É natural, também, que as pessoas não queiram se afastar geograficamente das regiões onde sempre moraram; há um fator anímico nisso, completamente justificável. Há que haver um projeto de reconstrução, de médio e longo prazo, que deve buscar manter as pessoas onde elas moravam, contribuindo para sua saúde emocional.

Não se pode esquecer que, quando a água baixar, a sujeira e a contaminação, inclusive advinda de cadáveres de animais mortos, poderão ensejar uma crise sanitária. Nos EUA, foram inúmeros os casos de leptospirose, tétano, hepatite A e doenças diarreicas agudas (principalmente causadas por consumo de água contaminada). Além disso, o ambiente com destroços e entulhos aumenta o risco de acidentes com animais peçonhentos, como aranhas, escorpiões e cobras.

A saúde mental, tanto dos atingidos, quanto dos policiais, bombeiros, militares e voluntários envolvidos na crise é outra questão importante. Um evento traumático como esse, que atingiu os gaúchos, pode causar grave sofrimento nas pessoas, afetando de forma significativa a qualidade de vida. Em alguns casos a desordem tende a persistir podendo evoluir para um quadro de transtorno de estresse pós-traumático, gerando consequências danosas, incluindo o desenvolvimento de outras psicopatologias imediatas ou no longo prazo. No Katrina, a ideação suicida foi uma realidade dura e presente no pós-tragédia.

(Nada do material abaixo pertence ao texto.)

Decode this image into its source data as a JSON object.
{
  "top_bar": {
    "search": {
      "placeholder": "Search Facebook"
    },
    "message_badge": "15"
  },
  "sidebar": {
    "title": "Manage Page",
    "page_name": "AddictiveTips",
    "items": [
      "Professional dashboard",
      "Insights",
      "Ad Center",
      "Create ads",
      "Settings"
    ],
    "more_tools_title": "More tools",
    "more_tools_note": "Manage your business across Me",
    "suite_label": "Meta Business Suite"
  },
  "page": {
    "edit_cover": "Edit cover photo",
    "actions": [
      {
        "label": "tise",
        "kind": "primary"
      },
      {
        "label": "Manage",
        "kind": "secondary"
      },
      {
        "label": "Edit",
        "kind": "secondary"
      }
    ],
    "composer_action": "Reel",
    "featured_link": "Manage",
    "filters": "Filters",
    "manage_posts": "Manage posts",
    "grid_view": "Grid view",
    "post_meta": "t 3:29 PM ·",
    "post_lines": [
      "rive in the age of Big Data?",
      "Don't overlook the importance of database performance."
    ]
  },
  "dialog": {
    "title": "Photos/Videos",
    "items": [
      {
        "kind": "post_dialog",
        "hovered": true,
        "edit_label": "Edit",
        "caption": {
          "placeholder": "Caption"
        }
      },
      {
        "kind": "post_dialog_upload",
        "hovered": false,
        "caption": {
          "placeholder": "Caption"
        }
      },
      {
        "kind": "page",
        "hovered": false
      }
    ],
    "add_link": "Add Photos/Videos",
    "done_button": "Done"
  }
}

Certamente, na sequência dos eventos no Rio Grande do Sul, haverá a necessidade da instalação de um “centro de comando pós-tragédia” para administrar o número de refugiados que será muito grande. Essas pessoas vão precisar passar por uma triagem, na qual seu estado de saúde seja avaliado, tanto sob o viés físico quanto mental. Por óbvio, uma força de trabalho de profissionais de saúde, equipamentos de diagnóstico e tratamento; bem como um adequado estoque de medicamentos será necessário. Isto não se resolverá com a rede de saúde atualmente existente.

Por derradeiro, e com máxima honestidade intelectual, digo que agora é a hora de todos “entrarem em jogo”, independentemente de previsões legais e percepções políticas diferenciadas. Não devemos ser alarmistas, atitude que é inócua, mas sim devemos ser prudentes, lúcidos e tentar planejar as ações para o pior cenário, o qual oxalá não aconteça.


* O coronel Paulo Mendes é gaúcho de Erechim. Na carreira militar, formou-se na Academia Militar das Agulhas Negras em 1995. De 2019 a 2022, foi assessor militar na vice-presidência da República, atuando na análise de temas institucionais.